Her ne kadar getirilen bu faiz hükmü maddi hukuka ilişkin olup, aynı Yasanın 29. maddesi gereğince yayımı tarihinden sonra açılacak davalara uygulanması gerekir ise de; 30.04.2013 tarihinden sonra açılacak davalar için yapılan bu düzenleme ile Anayasa Mahkemesinin makul süreyi aşan yargılamanın hak ihlali oluşturduğuna ilişkin kararı birlikte değerlendirildiğinde, 30.04.2013 tarihinden önce açılmış ve henüz kesinleşmemiş kamulaştırma bedelinin tespiti ile tescil davalarında öngörülen dört aylık yargılama süresinin makul süre kabul edilerek hakkaniyet gereğince taşınmaz malikinin zararının giderilmesi amacıyla dava tarihinden itibaren dört aylık sürenin bittiği 29.05.2013 tarihinden karar tarihi olan 14.03.2014 tarihine kadar (acele el koyma dosyasında dava açılmadan önce ödenen kısmın mahsubu ile mahkemece artırılan kısma) tespit edilen kamulaştırma bedeline faiz uygulanması gerekirken acele el koyma dosyasında ödenen kısmın mahsubu yapılmadan ve uygulanacak faizin başlangıç ve bitiş tarihleri de hatalı alınarak hüküm kurulmuş olduğundan da hükmün bozulması gerekmiştir.

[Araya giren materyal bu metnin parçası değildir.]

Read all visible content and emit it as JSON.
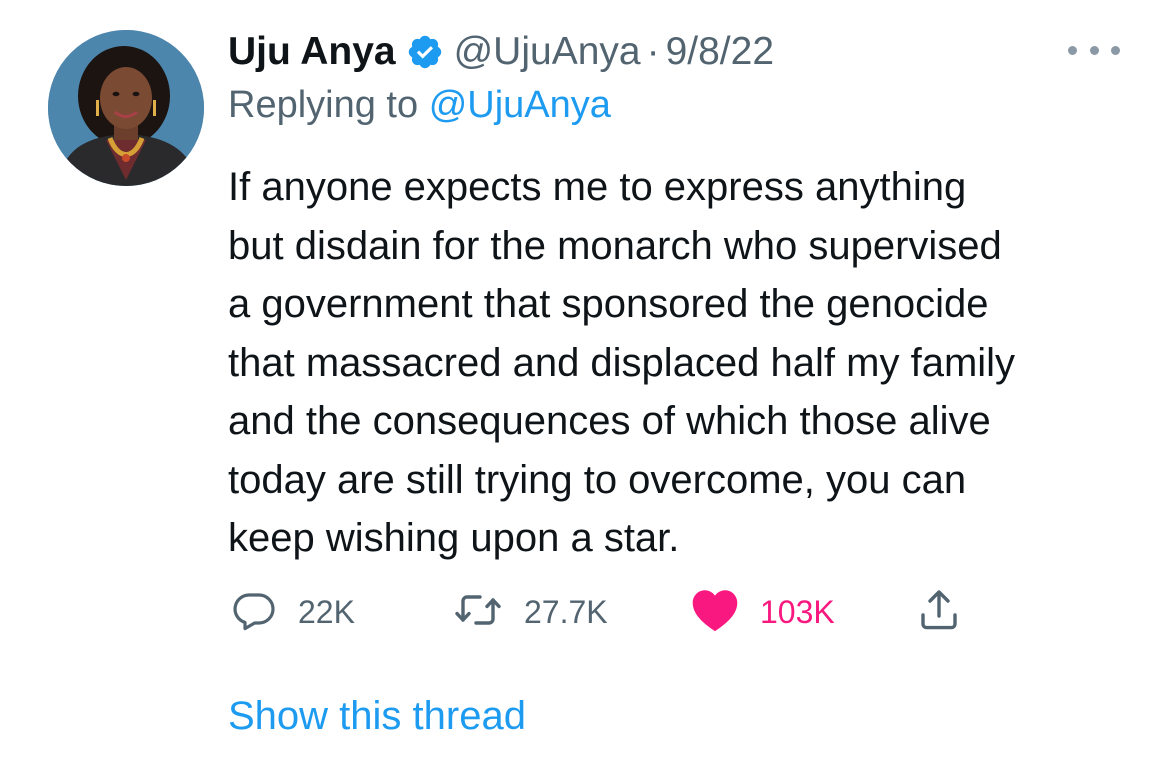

Bu itibarla yukarıda açıklanan esaslar gözönünde tutulmaksızın yazılı şekilde hüküm tesisi isabetsiz, temyiz itirazları bu nedenlerle yerinde olduğundan kabulü ile hükmün HUMK.nun 428.maddesi gereğince BOZULMASINA, Yargıtay duruşmasında vekille temsil edilen davalılar yararına takdir edilen 1.100,00 TL vekalet ücretinin davacıdan alınarak davalılara verilmesine, temyiz peşin harçlarının istek halinde temyiz edenlere iadesine, 23.12.2014 gününde oybirliğiyle karar verildi.